Nearly all of her students are reading and doing math at grade level,
and many have already dived into the second-grade books.
Those accomplishments would be laudable in any classroom. But they are especially noteworthy in Lew’s class, where 14 of her 20 students started the year classified as “limited English proficient.”
Like all teachers in the Evergreen School District, Lew has eschewed bilingual education in favor of English instruction.
Students who speak little or no English can still qualify for help in their native language, but most are educated in English. To bridge the language gap, teachers incorporate various types of visual cues — pictures, hand gestures — into their instruction, helping students comprehend the subject matter.
It is a strategy the East San Jose district adopted several years ago to cope with a flood of immigrant students, who arrived speaking at least 30 different languages.

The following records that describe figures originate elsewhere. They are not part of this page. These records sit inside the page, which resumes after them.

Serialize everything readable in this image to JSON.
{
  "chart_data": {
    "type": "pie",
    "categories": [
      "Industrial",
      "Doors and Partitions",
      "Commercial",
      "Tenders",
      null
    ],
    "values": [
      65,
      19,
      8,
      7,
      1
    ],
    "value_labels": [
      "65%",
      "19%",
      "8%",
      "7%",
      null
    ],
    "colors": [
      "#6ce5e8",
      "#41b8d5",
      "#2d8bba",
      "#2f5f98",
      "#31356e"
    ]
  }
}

Lew’s students have been with her for two years, since the start of kindergarten,
and she says their progress — both in academics and language skills —
has been impressive.
“I’m amazed at the English comprehension and how much they have
caught on since last year,” Lew said. “Many of them didn’t even know English at all last year.”
It is impossible to document exactly how well Lew’s students are doing academically. She has given them a battery of school and district tests in the last month but will not get the results until June.

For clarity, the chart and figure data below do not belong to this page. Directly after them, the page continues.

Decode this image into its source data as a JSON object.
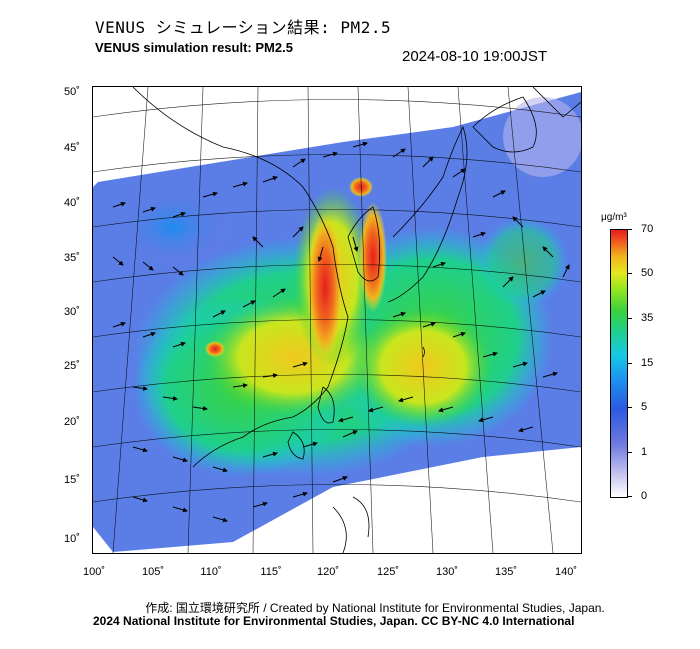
{
  "title_jp": "VENUS シミュレーション結果: PM2.5",
  "title_en": "VENUS simulation result: PM2.5",
  "timestamp": "2024-08-10 19:00JST",
  "footer_credit": "作成: 国立環境研究所 / Created by National Institute for Environmental Studies, Japan.",
  "footer_copyright": "2024 National Institute for Environmental Studies, Japan. CC BY-NC 4.0 International",
  "map": {
    "lon_ticks": [
      "100˚",
      "105˚",
      "110˚",
      "115˚",
      "120˚",
      "125˚",
      "130˚",
      "135˚",
      "140˚"
    ],
    "lat_ticks": [
      "50˚",
      "45˚",
      "40˚",
      "35˚",
      "30˚",
      "25˚",
      "20˚",
      "15˚",
      "10˚"
    ],
    "lon_range": [
      100,
      142
    ],
    "lat_range": [
      9,
      51
    ]
  },
  "colorbar": {
    "unit": "μg/m³",
    "labels": [
      "70",
      "50",
      "35",
      "15",
      "5",
      "1",
      "0"
    ]
  },
  "colors": {
    "land_outline": "#000000",
    "wind_arrow": "#000000",
    "high": "#e61e1e",
    "mid": "#96e61e",
    "low": "#2a5ae0"
  }
}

Still, with just three weeks left in the school year, Lew says her students are exceeding her expectations. All are reading at grade level, meaning they can understand the words, summarize and explain short passages, and distinguish between fact and fiction. More than half are tackling second-grade books and reading with expression.

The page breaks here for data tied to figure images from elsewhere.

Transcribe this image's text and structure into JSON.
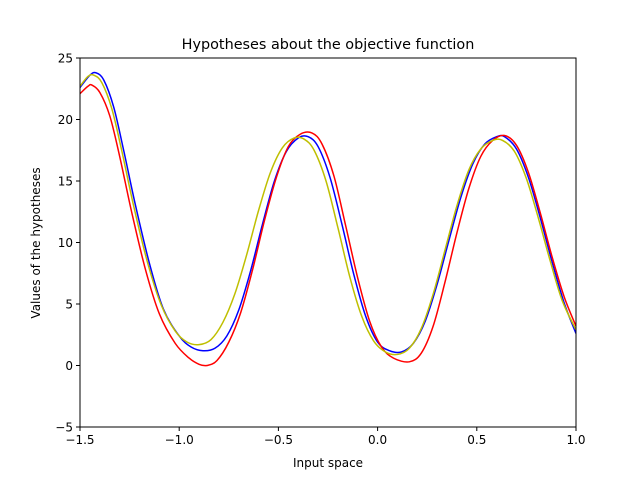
{
  "chart_data": {
    "type": "line",
    "title": "Hypotheses about the objective function",
    "xlabel": "Input space",
    "ylabel": "Values of the hypotheses",
    "xlim": [
      -1.5,
      1.0
    ],
    "ylim": [
      -5,
      25
    ],
    "grid": false,
    "legend": "none",
    "xticks": [
      {
        "value": -1.5,
        "label": "−1.5"
      },
      {
        "value": -1.0,
        "label": "−1.0"
      },
      {
        "value": -0.5,
        "label": "−0.5"
      },
      {
        "value": 0.0,
        "label": "0.0"
      },
      {
        "value": 0.5,
        "label": "0.5"
      },
      {
        "value": 1.0,
        "label": "1.0"
      }
    ],
    "yticks": [
      {
        "value": -5,
        "label": "−5"
      },
      {
        "value": 0,
        "label": "0"
      },
      {
        "value": 5,
        "label": "5"
      },
      {
        "value": 10,
        "label": "10"
      },
      {
        "value": 15,
        "label": "15"
      },
      {
        "value": 20,
        "label": "20"
      },
      {
        "value": 25,
        "label": "25"
      }
    ],
    "series": [
      {
        "color": "#0000ff",
        "points": [
          [
            -1.5,
            22.6
          ],
          [
            -1.45,
            23.6
          ],
          [
            -1.42,
            23.8
          ],
          [
            -1.38,
            23.2
          ],
          [
            -1.33,
            21.0
          ],
          [
            -1.28,
            17.5
          ],
          [
            -1.22,
            13.0
          ],
          [
            -1.15,
            8.3
          ],
          [
            -1.08,
            4.6
          ],
          [
            -1.0,
            2.4
          ],
          [
            -0.94,
            1.5
          ],
          [
            -0.88,
            1.2
          ],
          [
            -0.82,
            1.4
          ],
          [
            -0.76,
            2.4
          ],
          [
            -0.7,
            4.5
          ],
          [
            -0.64,
            7.7
          ],
          [
            -0.58,
            11.5
          ],
          [
            -0.52,
            15.0
          ],
          [
            -0.46,
            17.4
          ],
          [
            -0.4,
            18.5
          ],
          [
            -0.35,
            18.6
          ],
          [
            -0.3,
            17.8
          ],
          [
            -0.24,
            15.3
          ],
          [
            -0.18,
            11.5
          ],
          [
            -0.12,
            7.4
          ],
          [
            -0.06,
            4.0
          ],
          [
            0.0,
            1.9
          ],
          [
            0.06,
            1.2
          ],
          [
            0.12,
            1.1
          ],
          [
            0.18,
            1.8
          ],
          [
            0.24,
            3.6
          ],
          [
            0.3,
            6.6
          ],
          [
            0.36,
            10.2
          ],
          [
            0.42,
            13.7
          ],
          [
            0.48,
            16.4
          ],
          [
            0.54,
            18.0
          ],
          [
            0.6,
            18.6
          ],
          [
            0.64,
            18.6
          ],
          [
            0.7,
            17.6
          ],
          [
            0.76,
            15.3
          ],
          [
            0.82,
            12.0
          ],
          [
            0.88,
            8.4
          ],
          [
            0.94,
            5.1
          ],
          [
            1.0,
            2.6
          ]
        ]
      },
      {
        "color": "#ff0000",
        "points": [
          [
            -1.5,
            22.1
          ],
          [
            -1.46,
            22.7
          ],
          [
            -1.44,
            22.8
          ],
          [
            -1.4,
            22.2
          ],
          [
            -1.35,
            20.3
          ],
          [
            -1.3,
            17.0
          ],
          [
            -1.24,
            12.5
          ],
          [
            -1.17,
            7.8
          ],
          [
            -1.1,
            4.2
          ],
          [
            -1.02,
            1.8
          ],
          [
            -0.95,
            0.6
          ],
          [
            -0.9,
            0.1
          ],
          [
            -0.86,
            0.0
          ],
          [
            -0.81,
            0.4
          ],
          [
            -0.75,
            1.9
          ],
          [
            -0.69,
            4.3
          ],
          [
            -0.63,
            7.8
          ],
          [
            -0.57,
            11.8
          ],
          [
            -0.51,
            15.3
          ],
          [
            -0.45,
            17.8
          ],
          [
            -0.39,
            18.8
          ],
          [
            -0.33,
            18.9
          ],
          [
            -0.28,
            18.0
          ],
          [
            -0.22,
            15.4
          ],
          [
            -0.16,
            11.3
          ],
          [
            -0.1,
            7.1
          ],
          [
            -0.04,
            3.6
          ],
          [
            0.02,
            1.5
          ],
          [
            0.08,
            0.6
          ],
          [
            0.16,
            0.3
          ],
          [
            0.22,
            1.0
          ],
          [
            0.28,
            3.2
          ],
          [
            0.34,
            6.8
          ],
          [
            0.4,
            10.8
          ],
          [
            0.46,
            14.4
          ],
          [
            0.52,
            17.0
          ],
          [
            0.58,
            18.3
          ],
          [
            0.64,
            18.7
          ],
          [
            0.7,
            17.9
          ],
          [
            0.76,
            15.7
          ],
          [
            0.82,
            12.4
          ],
          [
            0.88,
            8.8
          ],
          [
            0.94,
            5.6
          ],
          [
            1.0,
            3.2
          ]
        ]
      },
      {
        "color": "#bfbf00",
        "points": [
          [
            -1.5,
            22.7
          ],
          [
            -1.46,
            23.5
          ],
          [
            -1.43,
            23.6
          ],
          [
            -1.39,
            23.0
          ],
          [
            -1.34,
            20.9
          ],
          [
            -1.29,
            17.5
          ],
          [
            -1.23,
            13.0
          ],
          [
            -1.16,
            8.4
          ],
          [
            -1.09,
            4.9
          ],
          [
            -1.02,
            2.8
          ],
          [
            -0.96,
            1.9
          ],
          [
            -0.9,
            1.7
          ],
          [
            -0.84,
            2.1
          ],
          [
            -0.78,
            3.5
          ],
          [
            -0.72,
            5.8
          ],
          [
            -0.66,
            9.0
          ],
          [
            -0.6,
            12.6
          ],
          [
            -0.54,
            15.7
          ],
          [
            -0.48,
            17.7
          ],
          [
            -0.42,
            18.5
          ],
          [
            -0.37,
            18.4
          ],
          [
            -0.32,
            17.5
          ],
          [
            -0.26,
            15.0
          ],
          [
            -0.2,
            11.2
          ],
          [
            -0.14,
            7.2
          ],
          [
            -0.08,
            4.0
          ],
          [
            -0.02,
            2.0
          ],
          [
            0.04,
            1.1
          ],
          [
            0.1,
            0.9
          ],
          [
            0.16,
            1.4
          ],
          [
            0.22,
            3.0
          ],
          [
            0.28,
            5.8
          ],
          [
            0.34,
            9.4
          ],
          [
            0.4,
            13.0
          ],
          [
            0.46,
            15.9
          ],
          [
            0.52,
            17.6
          ],
          [
            0.58,
            18.3
          ],
          [
            0.63,
            18.3
          ],
          [
            0.69,
            17.4
          ],
          [
            0.75,
            15.2
          ],
          [
            0.81,
            12.0
          ],
          [
            0.87,
            8.5
          ],
          [
            0.93,
            5.3
          ],
          [
            1.0,
            2.9
          ]
        ]
      }
    ]
  }
}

“It’s not my teaching,” Lew said. “They’re motivated and ready to learn.”
It is more difficult to evaluate the students’ English comprehension.
Whaley usually tests English proficiency once a year, in the fall. So the only record available of how students have progressed over the year is an oral language evaluation Lew administered in January.
There again, Lew’s students appeared to be doing well. Of her 14 students with limited English skills, nine had enough oral comprehension, vocabulary,
pronunciation and grammar at that point to be considered fluent in English.
Just two students scored poorly on the evaluation, and both are receiving help from aides in their native language.
“I don’t know how it works, or why it works,” Lew said of the district’s English-language program. “It just works.”